As enterprises across Asia-Pacific accelerate AI adoption, the conversation is moving beyond experimentation to structural transformation. While software-as-a-service (SaaS) has defined enterprise IT consumption for more than a decade, industry leaders now argue that a new paradigm is taking shape, one centred on intelligence, autonomy and real-time decision-making.
In conversation with iTNews Asia, Kenneth Lai, Vice President, ASEAN at Cloudflare, shared insights on how AI-as-a-Service is emerging not merely as an extension of SaaS, but as a fundamentally new operating model for enterprises.
“AI-as-a-Service is one of several operating models that will coexist within organisations as they adopt AI in different ways,” Lai said.
“We have seen it streamline operations, take on administrative workloads, and automate routine processes, freeing up teams to focus on higher-value work. This represents another industry shift in how organisations are going to consume software moving forward,” he added.
From applications to outcomes
According to Lai, traditional SaaS models are likely to decline in dominance as AI agents increasingly become the primary interface for enterprise workflows.
“Traditional SaaS models only make sense in scenarios where humans remain the primary operators of software,” he said. As organisations expect AI to execute tasks, make decisions and operate in real time on their behalf, spending shifts from paying for application access to paying for “intelligence, outcomes and insights.”
This evolution, he noted, is driven by the convergence of changing user expectations, economics and infrastructure capabilities that now support autonomous operations at scale.
Network becomes mission-critical infrastructure
As AI agents embed deeper into workflows, the underlying Internet architecture takes on greater strategic importance.
“With this shift, the robustness of the Internet's underlying architecture matters more than ever. Building a better Internet now means embedding compute, security, and trust directly into the network so AI can operate safely and efficiently everywhere,” Lai said.
AI workloads demand real-time responsiveness and consistent policy enforcement across clouds and geographies. Lai pointed to trust and latency as two bottlenecks enterprises often underestimate.
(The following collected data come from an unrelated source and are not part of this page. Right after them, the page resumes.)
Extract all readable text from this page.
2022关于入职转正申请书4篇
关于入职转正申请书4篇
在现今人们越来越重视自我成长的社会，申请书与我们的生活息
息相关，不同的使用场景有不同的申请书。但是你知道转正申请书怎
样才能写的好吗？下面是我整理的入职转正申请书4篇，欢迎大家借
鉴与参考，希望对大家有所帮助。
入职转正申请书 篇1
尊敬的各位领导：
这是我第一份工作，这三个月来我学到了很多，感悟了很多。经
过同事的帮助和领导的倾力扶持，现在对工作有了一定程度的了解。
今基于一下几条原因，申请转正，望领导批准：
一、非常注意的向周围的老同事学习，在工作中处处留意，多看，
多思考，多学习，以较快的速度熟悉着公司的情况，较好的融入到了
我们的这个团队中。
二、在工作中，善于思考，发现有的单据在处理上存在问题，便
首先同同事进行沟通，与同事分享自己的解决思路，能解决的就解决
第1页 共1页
AI applications are only as effective as their responsiveness. High latency quickly erodes the value of real time inference, agents and decision making.
- Kenneth Lai, Vice President, ASEAN at Cloudflare
He cautioned that organisations must safeguard data privacy as information moves between regions, clouds and models, placing new pressure on globally distributed networks to reduce latency while maintaining consistent security controls.
A larger cybersecurity shift than SaaS
The transition to AI-as-a-Service also introduces new cybersecurity challenges. Instead of securing a fixed set of applications and endpoints, enterprises must now protect autonomous agents operating at machine speed.
“Security must be embedded directly into the architecture, enabling systems to evaluate intent, adapt to changing behaviours and respond at machine speed rather than relying on static rules or manual intervention,” Lai said.
He added that as organisations adopt third-party and open AI models, governance gaps may introduce systemic risks. Enterprises should implement guardrails including access controls, clear data boundaries and auditability even from day one.
Security, in this new paradigm, must become “invisible” and integrated into the network fabric itself, particularly as verifying every device or AI driven system individually becomes impractical
Will AI agents replace SaaS licensing?
As AI agents demonstrate value, Lai expects enterprises to expand their deployment and align budgets accordingly. Over time, he anticipates cloud spending could shift toward AI agent orchestration, inference and network-delivered intelligence rather than traditional SaaS licensing.
Vendor selection, however, will depend on context, he added. In regulated industries such as healthcare, finance and critical infrastructure, trust, accuracy and auditability will dominate decision making. In consumer-facing or internal productivity use cases, latency and cost may outweigh perfect accuracy.
Long term, enterprises are unlikely to choose on a single dimension. Instead, the balance between trust, responsiveness, cost efficiency and ecosystem openness will shape procurement strategies.
Productivity gains or complexity shift
While AI-as-a-Service is gaining momentum, Lai described the industry as still being in an exploratory phase.
“We’re only at the beginning of AI-as-a-Service. Over the next five years, the focus will rapidly shift from initial experimentation to a phase of rigorous trial and integration, with the objective of translating these early efforts into scalable, real-world impact across every enterprise workflow,” Lai said.
Whether AI-as-a-Service ultimately delivers productivity gains beyond what SaaS achieved will depend on how effectively enterprises embed intelligence, security and network resilience into their core architecture, he added.